- 2025/06/10 掲載
豊田織が株主総会、社長「TOB価格は本源的価値反映」 疑問の声も
[10日 ロイター] - 豊田自動織機は10日、愛知県高浜市で株主総会を開いた。同社が受け入れたトヨタグループによる買収提案と非公開化を巡り、妥当性や株式公開買い付け(TOB)価格などについて、長期保有の株主などから疑問の声が相次いだ。
伊藤浩一社長は「短期的な成果や単純な収益拡大にとらわれず、より中長期的な視点でもっと大胆にスピードのある取り組みを進める」と非公開化の意義を強調した。TOB価格については「本源的価値を反映した」とし、会社と独立した特別委員会それぞれが金融、法務アドバイザーを設置・検討して「十分かつ真摯な交渉を重ねた結果の価格」などと説明した。TOBに応募するかどうかは「株価が大きく上に振れたので、中立の立場だ」とした。 想定通りに非上場化の計画が進めば、今回の定時株主総会は上場会社として最後になる可能性が高い。 総会は午前10時に始まり、同社によると、所要時間は113分で過去最長となった。株主は前年より96人多い351人が出席し、16人から24の質問があり、これまでで最多だった。
ある株主は「会社はやっぱり株主のもの」であり、豊田織機の株を「一生の宝物、財産として息子へ引き継ぎたいという気持ちで毎月少しずつ積み立ててきた。少数株主への配慮、保護をもう少し考えていただきたい」と訴えた。
伊藤社長はこうした株主の声に対し、「決して少数株主をないがしろにしたわけではないが、総合的な決断をして、新しい道に踏み出そうという決断をした」と語った。
TOB価格は1株1万6300円。豊田織機の株価は4月下旬の買収を巡る一部報道で上昇し、公式発表直前は1万8000円台だった。報道には「多くの間違いが含まれていた。会社が発表したことではない」とし、市場価格が歪められたと指摘。非公開化の計画は「ごくごく限られた人数で検討していた。実際にどうして間違った情報としてリークされたのかというところは非常に残念」と述べた。
株主に対して非公開化に向けた詳細な説明の機会を設けるかどうかに関しては、資料を読んでいただきたいとし、「特に強い要望があれば、個別の対応は進めるが、まとめて何か(あらためて説明する)機会を設定するということは今の時点では考えていない」とした。
別の株主からは、非公開化に向けてトヨタ自動車の豊田章男会長が出資することは「創業家への回帰、トヨタが支配するのではないか」との指摘も出たが、伊藤社長は「支配するということではない」と否定。
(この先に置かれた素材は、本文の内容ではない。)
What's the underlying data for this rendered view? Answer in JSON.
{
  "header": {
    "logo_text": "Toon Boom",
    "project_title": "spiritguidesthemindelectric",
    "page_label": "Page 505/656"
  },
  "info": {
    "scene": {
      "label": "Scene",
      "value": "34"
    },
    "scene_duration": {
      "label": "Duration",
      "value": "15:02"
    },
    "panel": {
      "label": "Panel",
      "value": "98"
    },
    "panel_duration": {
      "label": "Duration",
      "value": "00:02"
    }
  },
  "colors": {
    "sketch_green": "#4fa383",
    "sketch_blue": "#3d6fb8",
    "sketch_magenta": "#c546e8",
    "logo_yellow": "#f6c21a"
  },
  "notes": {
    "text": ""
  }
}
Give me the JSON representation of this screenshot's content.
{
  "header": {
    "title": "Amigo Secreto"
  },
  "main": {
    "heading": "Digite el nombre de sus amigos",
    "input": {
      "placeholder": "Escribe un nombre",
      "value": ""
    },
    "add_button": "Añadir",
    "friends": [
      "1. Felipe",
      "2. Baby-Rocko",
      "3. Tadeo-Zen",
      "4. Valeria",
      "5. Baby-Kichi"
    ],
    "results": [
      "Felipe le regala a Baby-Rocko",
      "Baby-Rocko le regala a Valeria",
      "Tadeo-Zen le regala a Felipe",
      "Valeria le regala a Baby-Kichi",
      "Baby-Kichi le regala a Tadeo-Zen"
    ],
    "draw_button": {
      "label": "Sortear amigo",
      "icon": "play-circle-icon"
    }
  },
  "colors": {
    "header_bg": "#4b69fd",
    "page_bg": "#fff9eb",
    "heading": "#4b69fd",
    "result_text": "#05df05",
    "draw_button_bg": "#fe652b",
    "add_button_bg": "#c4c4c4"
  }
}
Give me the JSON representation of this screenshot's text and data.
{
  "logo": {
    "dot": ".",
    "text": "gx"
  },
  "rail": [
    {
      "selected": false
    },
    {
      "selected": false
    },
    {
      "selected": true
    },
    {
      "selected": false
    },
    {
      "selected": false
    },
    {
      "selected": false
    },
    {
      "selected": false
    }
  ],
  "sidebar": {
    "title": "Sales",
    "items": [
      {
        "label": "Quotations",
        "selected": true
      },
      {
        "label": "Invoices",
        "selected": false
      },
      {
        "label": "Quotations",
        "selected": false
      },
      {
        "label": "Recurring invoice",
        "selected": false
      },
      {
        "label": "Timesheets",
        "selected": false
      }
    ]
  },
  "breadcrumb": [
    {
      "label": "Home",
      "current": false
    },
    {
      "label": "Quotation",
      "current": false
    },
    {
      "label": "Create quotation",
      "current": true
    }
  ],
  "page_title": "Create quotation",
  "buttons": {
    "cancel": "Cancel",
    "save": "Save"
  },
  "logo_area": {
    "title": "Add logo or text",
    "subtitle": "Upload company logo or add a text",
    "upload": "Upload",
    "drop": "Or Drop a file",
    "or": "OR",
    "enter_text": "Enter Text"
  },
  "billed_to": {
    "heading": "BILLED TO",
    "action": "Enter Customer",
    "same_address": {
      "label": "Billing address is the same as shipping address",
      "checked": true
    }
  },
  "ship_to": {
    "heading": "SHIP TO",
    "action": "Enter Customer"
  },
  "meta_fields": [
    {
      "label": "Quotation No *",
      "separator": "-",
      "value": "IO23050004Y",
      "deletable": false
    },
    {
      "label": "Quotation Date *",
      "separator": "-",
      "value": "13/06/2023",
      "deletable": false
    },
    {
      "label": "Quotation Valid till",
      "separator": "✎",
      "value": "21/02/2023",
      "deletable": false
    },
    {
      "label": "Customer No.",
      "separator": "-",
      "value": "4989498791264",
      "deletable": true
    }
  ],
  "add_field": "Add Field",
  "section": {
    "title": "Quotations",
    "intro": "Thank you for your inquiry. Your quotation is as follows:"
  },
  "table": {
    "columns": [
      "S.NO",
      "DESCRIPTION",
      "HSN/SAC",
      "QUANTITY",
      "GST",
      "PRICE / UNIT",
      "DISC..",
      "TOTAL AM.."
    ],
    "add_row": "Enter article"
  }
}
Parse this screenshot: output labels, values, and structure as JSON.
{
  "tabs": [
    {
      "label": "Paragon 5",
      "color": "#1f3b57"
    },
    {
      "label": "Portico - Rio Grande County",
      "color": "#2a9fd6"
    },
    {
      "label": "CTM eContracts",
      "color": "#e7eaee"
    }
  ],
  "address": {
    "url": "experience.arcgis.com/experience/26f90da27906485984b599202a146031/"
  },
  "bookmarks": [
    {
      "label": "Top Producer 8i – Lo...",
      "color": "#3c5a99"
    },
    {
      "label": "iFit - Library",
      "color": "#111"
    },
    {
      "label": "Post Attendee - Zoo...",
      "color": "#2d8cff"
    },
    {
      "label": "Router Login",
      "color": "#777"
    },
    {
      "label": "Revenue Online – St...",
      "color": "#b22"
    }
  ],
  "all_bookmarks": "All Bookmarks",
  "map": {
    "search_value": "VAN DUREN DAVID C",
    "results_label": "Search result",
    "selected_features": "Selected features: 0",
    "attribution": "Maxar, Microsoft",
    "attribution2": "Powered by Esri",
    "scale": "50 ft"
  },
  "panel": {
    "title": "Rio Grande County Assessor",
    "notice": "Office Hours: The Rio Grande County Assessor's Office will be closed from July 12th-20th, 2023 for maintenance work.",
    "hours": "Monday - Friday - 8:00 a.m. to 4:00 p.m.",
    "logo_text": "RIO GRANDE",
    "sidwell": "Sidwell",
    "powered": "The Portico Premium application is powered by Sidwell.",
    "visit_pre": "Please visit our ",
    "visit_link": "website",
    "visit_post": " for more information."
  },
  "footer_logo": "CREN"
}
豊田会長の出資は非公開化計画への賛同と同時に、豊田織機の「今後の挑戦への強いコミットメントの証だ」と話した。
非上場化後に再上場する可能性を問われた伊藤社長は「今回の(非公開化を計画する)過程で、再上場を検討したことはない」としたが、「さまざまな選択肢を排除しているわけではない。まずは今回の非公開化が成立した折にはより強い姿を見せて(情報を)発信していきたい」と語った。
豊田織機株の非公開化計画は、トヨタグループ15社が株式を保有するトヨタ不動産とトヨタの豊田会長が新たに設立する持ち株会社が実質的にTOBを実施し、完全子会社化を目指す。非公開化にかかる総額は約4兆7000億円。TOB後に臨時株主総会を開いて株式併合を決議し、26年2月以降に残る豊田織機の株式をスクイーズアウト(少数株主の締め出し)で非公開化する計画。26年夏ごろには新体制となる予定。
TOB価格を巡っては、報道前の価格と比べると上回るが、報道後の公式発表日の終値を約11%下回る。一部の海外株主からも、TOB価格は適正ではなく、保有不動産や中核事業の価値評価が十分に反映されていない、トヨタグループの創業家と経営陣が少数株主を強制排除しようとしているなどと問題視する声が出ている。